The laver was the font where the priests washed themselves before performing the service of the tabernacle. The laver represents immersion or baptism for the remission of sins (Rom 6:3–6), and the washing of the water of the Word of Elohim (Eph 5:26), which are the next steps a believer must take after being “washed” in the blood of Yeshua and having one’s past sins atoned for after having been first saved. The second high Sabbath of the Feast of Unleavened Bread is a picture of this ritual washing or immersion. It was most likely on this day that the children of Israel crossed through the Red Sea and were “baptized” by Moses (1 Cor 10:12).

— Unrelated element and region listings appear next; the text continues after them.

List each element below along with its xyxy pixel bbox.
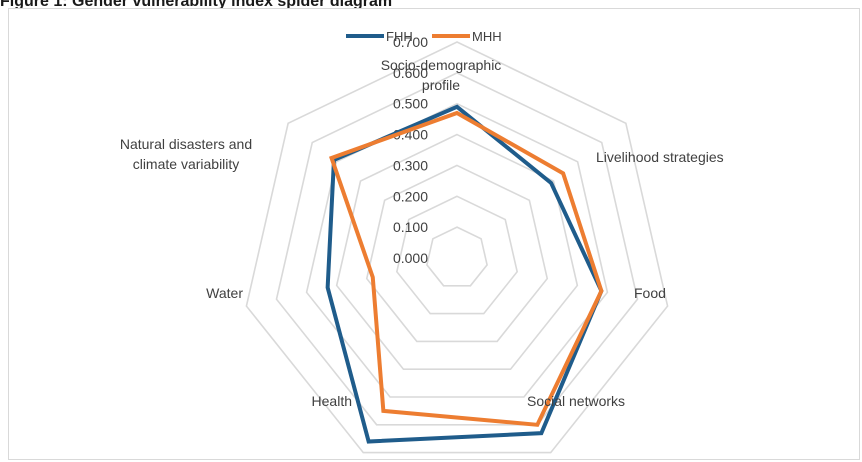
tick-label: 0.300: [393, 157, 428, 173]
legend: FHH MHH: [346, 29, 502, 44]
grid-ring: [365, 164, 549, 343]
category-label: Health: [312, 393, 352, 409]
category-labels: Socio-demographic profile Livelihood strat…: [120, 57, 724, 409]
grid-ring: [275, 71, 639, 426]
series-line-fhh: [325, 104, 604, 444]
grid-ring: [395, 195, 519, 315]
grid-ring: [426, 226, 488, 287]
series-line-mhh: [329, 110, 604, 427]
category-label: Livelihood strategies: [596, 149, 724, 165]
radar-grid: [245, 41, 669, 454]
category-label: climate variability: [133, 156, 240, 172]
category-label: Water: [206, 285, 243, 301]
tick-label: 0.500: [393, 96, 428, 112]
category-label: profile: [422, 77, 460, 93]
category-label: Social networks: [527, 393, 625, 409]
category-label: Natural disasters and: [120, 136, 252, 152]
legend-label-mhh: MHH: [472, 29, 502, 44]
figure-caption: Figure 1: Gender vulnerability index spi…: [0, 0, 393, 10]
tick-label: 0.700: [393, 34, 428, 50]
grid-ring: [245, 41, 669, 454]
grid-ring: [305, 102, 609, 398]
tick-label: 0.600: [393, 65, 428, 81]
category-label: Food: [634, 285, 666, 301]
tick-label: 0.200: [393, 188, 428, 204]
category-label: Socio-demographic: [381, 57, 502, 73]
series-layer: [325, 104, 604, 444]
legend-label-fhh: FHH: [386, 29, 413, 44]
tick-label: 0.100: [393, 219, 428, 235]
tick-label: 0.000: [393, 250, 428, 266]
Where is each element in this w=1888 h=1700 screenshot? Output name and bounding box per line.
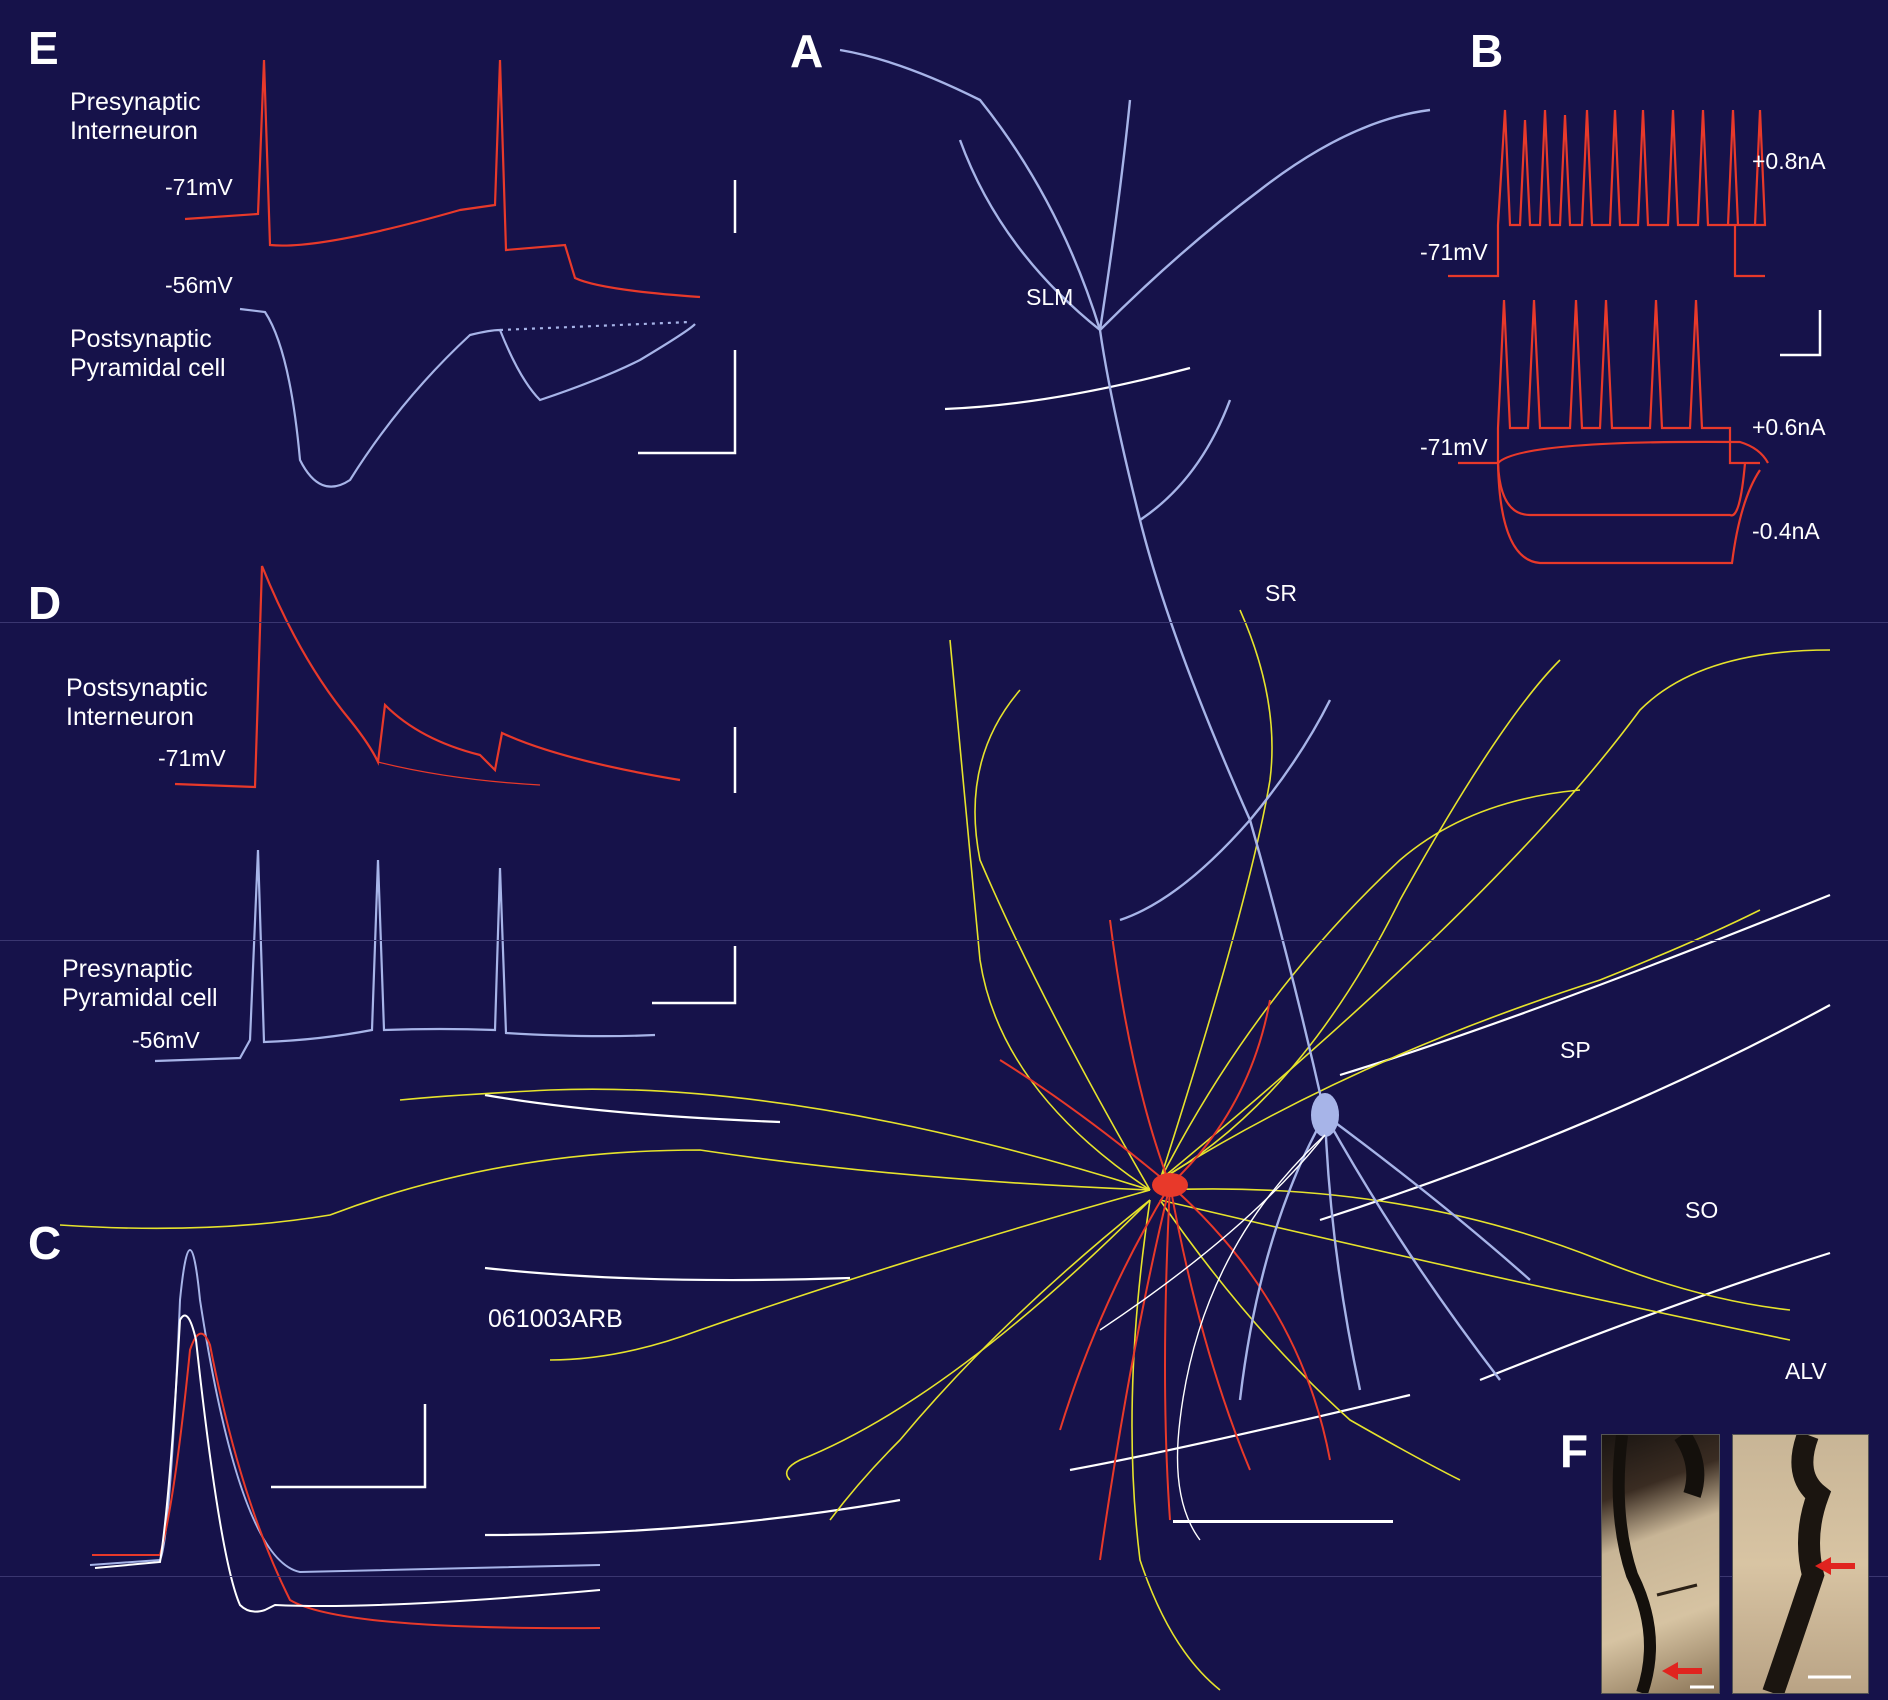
layer-label-slm: SLM bbox=[1026, 284, 1074, 310]
panel-letter-b: B bbox=[1470, 25, 1504, 77]
layer-label-so: SO bbox=[1685, 1197, 1719, 1223]
micrograph-2-art bbox=[1762, 1435, 1855, 1693]
e-postsynaptic-label-line-1: Postsynaptic bbox=[70, 325, 212, 353]
panel-d-scale-bars bbox=[652, 727, 737, 1005]
panel-c-traces bbox=[89, 1249, 601, 1630]
panel-c-scale-bar bbox=[271, 1404, 427, 1489]
b-current-plus-0-6: +0.6nA bbox=[1752, 414, 1826, 440]
interneuron-soma bbox=[1152, 1173, 1188, 1197]
divider bbox=[0, 940, 1888, 941]
layer-label-sr: SR bbox=[1265, 580, 1297, 606]
e-postsynaptic-trace bbox=[239, 307, 696, 488]
trace-hyper bbox=[1496, 462, 1761, 565]
panel-e-scale-bars bbox=[638, 180, 737, 455]
divider bbox=[0, 1576, 1888, 1577]
panel-b-traces bbox=[1448, 109, 1769, 565]
pyramidal-axon bbox=[1099, 1134, 1326, 1541]
panel-d-traces bbox=[154, 565, 681, 1063]
e-presynaptic-trace bbox=[184, 59, 701, 299]
cell-id-label: 061003ARB bbox=[488, 1305, 623, 1333]
d-postsynaptic-label: Postsynaptic Interneuron bbox=[66, 674, 208, 732]
d-postsynaptic-trace bbox=[174, 565, 681, 789]
panel-letter-c: C bbox=[28, 1217, 62, 1269]
panel-f-micrograph-2 bbox=[1732, 1434, 1869, 1694]
sp-lower-boundary bbox=[484, 1004, 1831, 1282]
d-presynaptic-label-line-1: Presynaptic bbox=[62, 955, 193, 983]
e-postsynaptic-label-line-2: Pyramidal cell bbox=[70, 353, 226, 382]
divider bbox=[0, 622, 1888, 623]
d-post-resting-potential: -71mV bbox=[158, 745, 226, 771]
e-presynaptic-label-line-2: Interneuron bbox=[70, 116, 198, 145]
d-presynaptic-trace bbox=[154, 849, 656, 1063]
pyramidal-cell-dendrites bbox=[839, 48, 1531, 1401]
c-pyramidal-trace bbox=[89, 1249, 601, 1574]
interneuron-axon bbox=[59, 609, 1831, 1691]
b-resting-potential-2: -71mV bbox=[1420, 434, 1488, 460]
panel-a-scale-bar bbox=[1173, 1520, 1393, 1523]
e-baseline bbox=[499, 320, 691, 332]
sp-upper-boundary bbox=[484, 893, 1831, 1124]
e-presynaptic-label: Presynaptic Interneuron bbox=[70, 88, 201, 146]
d-postsynaptic-label-line-2: Interneuron bbox=[66, 702, 194, 731]
trace-minus-0-4na bbox=[1496, 462, 1747, 517]
panel-letter-d: D bbox=[28, 577, 62, 629]
micrograph-1-art bbox=[1612, 1435, 1714, 1693]
b-resting-potential-1: -71mV bbox=[1420, 239, 1488, 265]
pyramidal-soma bbox=[1311, 1093, 1339, 1137]
panel-e-traces bbox=[184, 59, 701, 488]
e-postsynaptic-label: Postsynaptic Pyramidal cell bbox=[70, 325, 226, 383]
trace-plus-0-6na bbox=[1458, 299, 1760, 465]
alv-boundary bbox=[484, 1393, 1411, 1537]
slm-boundary bbox=[944, 366, 1191, 411]
interneuron-dendrites bbox=[999, 919, 1331, 1561]
c-other-trace bbox=[94, 1314, 601, 1613]
trace-0na bbox=[1497, 440, 1769, 464]
panel-b-scale-bars bbox=[1780, 310, 1822, 357]
e-post-resting-potential: -56mV bbox=[165, 272, 233, 298]
layer-label-alv: ALV bbox=[1785, 1358, 1827, 1384]
d-presynaptic-label-line-2: Pyramidal cell bbox=[62, 983, 218, 1012]
b-current-minus-0-4: -0.4nA bbox=[1752, 518, 1820, 544]
c-interneuron-trace bbox=[92, 1332, 601, 1630]
panel-letter-f: F bbox=[1560, 1425, 1589, 1477]
b-current-plus-0-8: +0.8nA bbox=[1752, 148, 1826, 174]
trace-plus-0-8na bbox=[1448, 109, 1767, 278]
layer-boundaries bbox=[484, 366, 1831, 1537]
e-pre-resting-potential: -71mV bbox=[165, 174, 233, 200]
d-presynaptic-label: Presynaptic Pyramidal cell bbox=[62, 955, 218, 1013]
panel-letter-e: E bbox=[28, 22, 59, 74]
d-postsynaptic-label-line-1: Postsynaptic bbox=[66, 674, 208, 702]
layer-label-sp: SP bbox=[1560, 1037, 1591, 1063]
so-boundary bbox=[1479, 1251, 1831, 1382]
d-postsynaptic-decay bbox=[377, 761, 541, 786]
d-pre-resting-potential: -56mV bbox=[132, 1027, 200, 1053]
panel-f-micrograph-1 bbox=[1601, 1434, 1720, 1694]
panel-letter-a: A bbox=[790, 25, 824, 77]
e-presynaptic-label-line-1: Presynaptic bbox=[70, 88, 201, 116]
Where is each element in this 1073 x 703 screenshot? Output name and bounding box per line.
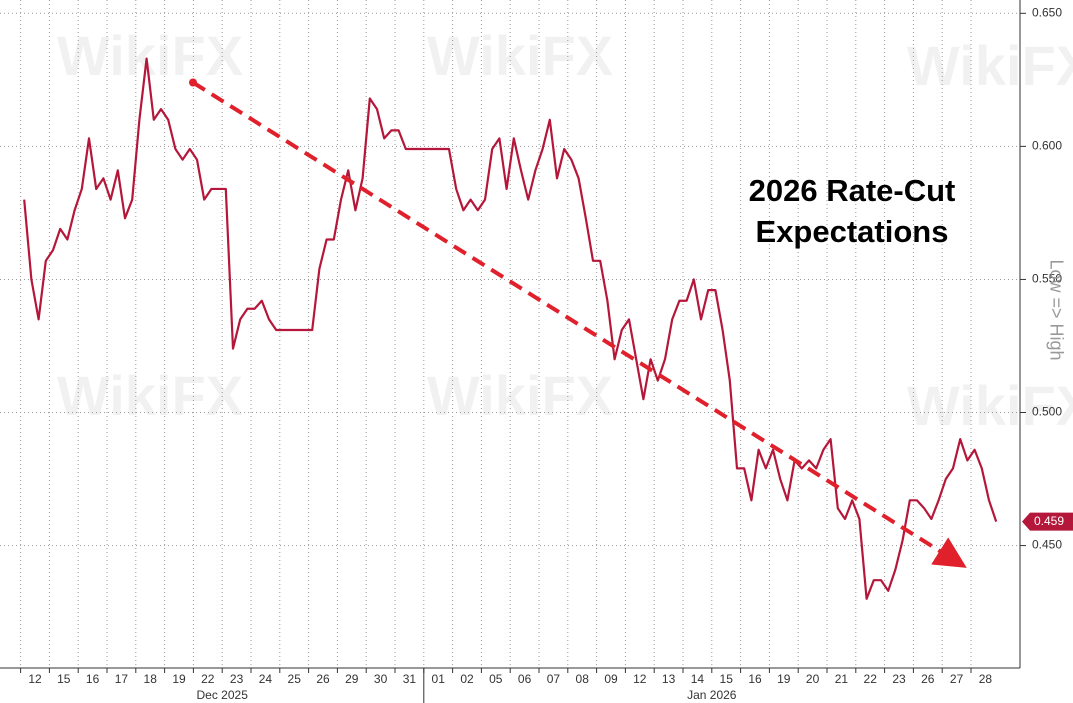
x-tick-label: 07: [547, 672, 561, 686]
y-tick-label: 0.500: [1032, 405, 1062, 419]
x-tick-label: 19: [777, 672, 791, 686]
x-tick-label: 28: [979, 672, 993, 686]
watermark: WikiFX: [427, 24, 613, 87]
x-tick-label: 02: [460, 672, 474, 686]
watermark: WikiFX: [907, 34, 1073, 97]
x-tick-label: 22: [201, 672, 215, 686]
watermark: WikiFX: [57, 364, 243, 427]
x-tick-label: 30: [374, 672, 388, 686]
x-tick-label: 06: [518, 672, 532, 686]
trend-start: [189, 78, 197, 87]
x-tick-label: 15: [720, 672, 734, 686]
x-tick-label: 29: [345, 672, 359, 686]
y-tick-label: 0.450: [1032, 538, 1062, 552]
x-tick-label: 23: [892, 672, 906, 686]
x-tick-label: 12: [28, 672, 42, 686]
x-tick-label: 16: [86, 672, 100, 686]
trend-arrow: [191, 80, 967, 568]
x-tick-label: 31: [403, 672, 417, 686]
annotation: Expectations: [756, 214, 949, 249]
y-tick-label: 0.550: [1032, 272, 1062, 286]
x-tick-label: 20: [806, 672, 820, 686]
annotation: 2026 Rate-Cut: [749, 173, 956, 208]
month-label: Dec 2025: [197, 688, 249, 702]
watermark: WikiFX: [907, 374, 1073, 437]
month-label: Jan 2026: [687, 688, 737, 702]
y-axis-label: Low => High: [1046, 259, 1066, 360]
x-tick-label: 22: [864, 672, 878, 686]
x-tick-label: 13: [662, 672, 676, 686]
last-value-tag: [1022, 512, 1073, 531]
x-tick-label: 17: [115, 672, 129, 686]
x-tick-label: 16: [748, 672, 762, 686]
x-tick-label: 26: [921, 672, 935, 686]
x-tick-label: 05: [489, 672, 503, 686]
x-tick-label: 25: [288, 672, 302, 686]
series-line: [23, 57, 998, 600]
x-tick-label: 26: [316, 672, 330, 686]
x-tick-label: 08: [576, 672, 590, 686]
x-tick-label: 19: [172, 672, 186, 686]
x-tick-label: 01: [432, 672, 446, 686]
last-value-label: 0.459: [1034, 514, 1064, 528]
x-tick-label: 14: [691, 672, 705, 686]
x-tick-label: 21: [835, 672, 849, 686]
x-tick-label: 12: [633, 672, 647, 686]
watermark: WikiFX: [427, 364, 613, 427]
x-tick-label: 24: [259, 672, 273, 686]
watermark: WikiFX: [57, 24, 243, 87]
x-tick-label: 27: [950, 672, 964, 686]
x-tick-label: 18: [144, 672, 158, 686]
x-tick-label: 15: [57, 672, 71, 686]
y-tick-label: 0.650: [1032, 5, 1062, 19]
y-tick-label: 0.600: [1032, 139, 1062, 153]
x-tick-label: 23: [230, 672, 244, 686]
x-tick-label: 09: [604, 672, 618, 686]
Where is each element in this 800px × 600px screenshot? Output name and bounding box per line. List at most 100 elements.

YHVH instructed the priests to wash their hands and feet before ministering in the tabernacle or else they would die (Exod 30:19–21). Hands and feet represent our actions and our ways. Similarly, Yeshua washed the feet of the disciples at the Last Supper (John 13:4–11), thus ritually cleansing them for spiritual ministry. In the believer’s life, one must be immersed (baptized) for the remission of sins (Acts 2:38; 22:16; cp. John 13:8–10 and 1 Cor 6:11), thereby identifying with the death, burial and resurrection of Yeshua resulting in the newness of spiritual life that comes to the believer as a result thereof (Rom 6:3–14). As already noted, immersion speaks of the washing of the water of the Word of Elohim (Ps 119:9; Eph 5:26). Water in Scripture represents the Torah instructions and teachings of YHVH (Deut 32:1–2). Through Yeshua living in us our actions (hands) and our ways (feet) will be righteous.

This altar was constructed of the bronze mirrors of the women of Israel. When we look into the water of YHVH’s Word and see our reflection against YHVH’s standards of righteousness (the Torah), we will always come up short. But when the priests washed their bloody hands in the water of the laver the blood and water mingled. When this happens we do not come up short. Through the blood of Yeshua we measure up in the eyes of the ­Father. When we look at the Word through the blood, that is who we are. From Yeshua’s side came forth blood and water. This points to the bronze laver where blood and water mixed to redeem us from judgment (represented by bronze) against our pride and rebellion (pride is a reference to the mirrors used to make the laver ). Blood represents atonement and water represents both the Torah-Word and Spirit of Elohim. The Word, Spirit of YHVH and the blood of Yeshua unite to effect salvation or redemption in one’s life. In 1 John 5:8 it says, “And there are three that bear witness in earth, the spirit, and the water and the blood, and these three are one.” Torah says that every legal matter is to be determined in the mouth of two or three witnesses. John views these three as distinct and separate witnesses. Each plays a role in and testifies to man’s redemption by YHVH. The blood points to remission of past sins, water points to the Torah-Word of Elohim washing, renewing and cleansing us in the inner man to conform us into the image of Yeshua, the Word made flesh, and all this through the transforming work of the Spirit in our lives. At the bronze laver, these three elements came together.